Re: Bidirectional Binary Self-Joins

From: Marshall <marshall.spight_at_gmail.com>
Date: 30 Mar 2007 22:16:55 -0700
Message-ID: <1175318215.358053.322710_at_p77g2000hsh.googlegroups.com>


On Mar 30, 9:55 am, "David Cressey" <cresse..._at_verizon.net> wrote:
> [...]
> So the old bugaboo about sets versus lists surfaces once again.
>
> Marshall's description, in terms of RVA's obscures the difference between a
> set and a list, because when you lay it out in text, a set looks like a
> list.

Well, uh, I guess. I expect we can certainly agree that sets and lists are different things and that syntax should reflect this. However
if the syntax is unambiguous, (which it darn well better be) and there is still confusion, we have to put that at the feet of the reader.

Note that syntax is fundamentally ordered. Any sentence in any language is a finite sequence of symbols, and by "sequence" I mean exactly "list." (The two terms refer to the same thing, mathematically.) Therefore any syntax we have for sets must necessarily have some order to the symbols, and we explicitly distinguish when certain sequences of tokens have meaningful order and when they don't.

> Marshall, for your RVA solution, how would the query language
> handle the question, "Find all the games that Hope played"?

(To be answered later, (if at all :-))

> Also, let's say you already had the game you stated in the database, and
> you tried to insert the following game:
>
> { date=12-Dec, teamscores={(team=Calvin, score=32), (team=Hope,
> score=59)}}
>
> Would the database engine detect that the game was already in the relation?
> If so, how would it do that?
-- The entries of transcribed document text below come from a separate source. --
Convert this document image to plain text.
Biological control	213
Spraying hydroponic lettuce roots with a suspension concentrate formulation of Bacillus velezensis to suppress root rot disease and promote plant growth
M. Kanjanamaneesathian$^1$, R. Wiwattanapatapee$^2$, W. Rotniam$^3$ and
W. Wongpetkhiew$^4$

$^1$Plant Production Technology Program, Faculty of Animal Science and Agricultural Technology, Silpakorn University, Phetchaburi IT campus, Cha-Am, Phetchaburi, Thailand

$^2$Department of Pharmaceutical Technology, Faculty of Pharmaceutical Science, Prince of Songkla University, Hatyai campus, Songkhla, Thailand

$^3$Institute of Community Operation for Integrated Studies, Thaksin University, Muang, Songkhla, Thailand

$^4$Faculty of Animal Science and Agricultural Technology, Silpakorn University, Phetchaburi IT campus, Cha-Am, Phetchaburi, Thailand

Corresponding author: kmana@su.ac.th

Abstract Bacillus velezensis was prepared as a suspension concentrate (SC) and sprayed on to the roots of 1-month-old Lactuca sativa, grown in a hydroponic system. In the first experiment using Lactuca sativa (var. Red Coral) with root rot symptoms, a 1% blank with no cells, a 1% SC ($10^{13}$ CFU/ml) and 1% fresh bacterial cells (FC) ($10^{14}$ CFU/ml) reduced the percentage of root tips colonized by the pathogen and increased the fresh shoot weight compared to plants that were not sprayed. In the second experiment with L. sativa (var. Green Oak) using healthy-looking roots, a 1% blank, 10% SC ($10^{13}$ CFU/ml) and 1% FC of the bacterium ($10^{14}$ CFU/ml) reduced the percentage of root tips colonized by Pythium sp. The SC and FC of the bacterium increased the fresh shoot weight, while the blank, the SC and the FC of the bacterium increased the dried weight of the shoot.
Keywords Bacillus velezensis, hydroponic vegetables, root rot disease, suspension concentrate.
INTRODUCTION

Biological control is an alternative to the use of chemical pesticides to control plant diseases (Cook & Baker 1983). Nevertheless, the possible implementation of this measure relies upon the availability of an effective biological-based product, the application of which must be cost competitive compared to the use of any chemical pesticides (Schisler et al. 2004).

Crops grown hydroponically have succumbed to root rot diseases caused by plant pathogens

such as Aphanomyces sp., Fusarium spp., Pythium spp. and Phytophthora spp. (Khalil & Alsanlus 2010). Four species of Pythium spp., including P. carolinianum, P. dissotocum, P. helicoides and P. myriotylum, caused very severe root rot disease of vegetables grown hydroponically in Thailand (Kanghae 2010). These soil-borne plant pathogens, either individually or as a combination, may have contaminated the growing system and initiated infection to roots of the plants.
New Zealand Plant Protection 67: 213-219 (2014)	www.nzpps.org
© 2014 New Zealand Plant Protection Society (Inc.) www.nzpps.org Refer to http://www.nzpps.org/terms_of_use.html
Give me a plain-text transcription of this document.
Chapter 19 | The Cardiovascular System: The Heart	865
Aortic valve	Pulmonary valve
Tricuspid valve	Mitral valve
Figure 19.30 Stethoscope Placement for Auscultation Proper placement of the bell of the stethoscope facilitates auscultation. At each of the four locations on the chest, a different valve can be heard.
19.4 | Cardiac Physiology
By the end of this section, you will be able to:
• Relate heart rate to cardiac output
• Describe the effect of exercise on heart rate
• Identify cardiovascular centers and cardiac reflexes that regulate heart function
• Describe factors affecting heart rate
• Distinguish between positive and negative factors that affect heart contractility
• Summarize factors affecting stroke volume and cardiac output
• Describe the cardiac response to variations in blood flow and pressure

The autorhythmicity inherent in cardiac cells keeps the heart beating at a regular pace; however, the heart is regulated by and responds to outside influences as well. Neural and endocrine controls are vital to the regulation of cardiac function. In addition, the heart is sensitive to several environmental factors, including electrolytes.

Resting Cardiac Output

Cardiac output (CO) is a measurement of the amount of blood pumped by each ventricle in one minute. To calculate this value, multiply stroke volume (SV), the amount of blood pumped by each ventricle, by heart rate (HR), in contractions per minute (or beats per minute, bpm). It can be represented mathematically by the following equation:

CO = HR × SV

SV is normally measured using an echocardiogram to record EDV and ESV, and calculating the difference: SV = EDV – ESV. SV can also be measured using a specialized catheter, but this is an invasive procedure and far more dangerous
I realize my question is a physical one, not a
> logical one, but I'm asking anyway.

I don't think the situation is any different when we have RVAs than when we don't. Whatever the key is, if we have an index on that key, then we look up the projection of the insert set onto the key columns in the index and if we find any overlap then we abort. If we don't have an index, then we may have to sort both source and destination and merge the results, at a cost of, what O(n logn + m logm), where n, m are the sizes of the relvar and the insert set.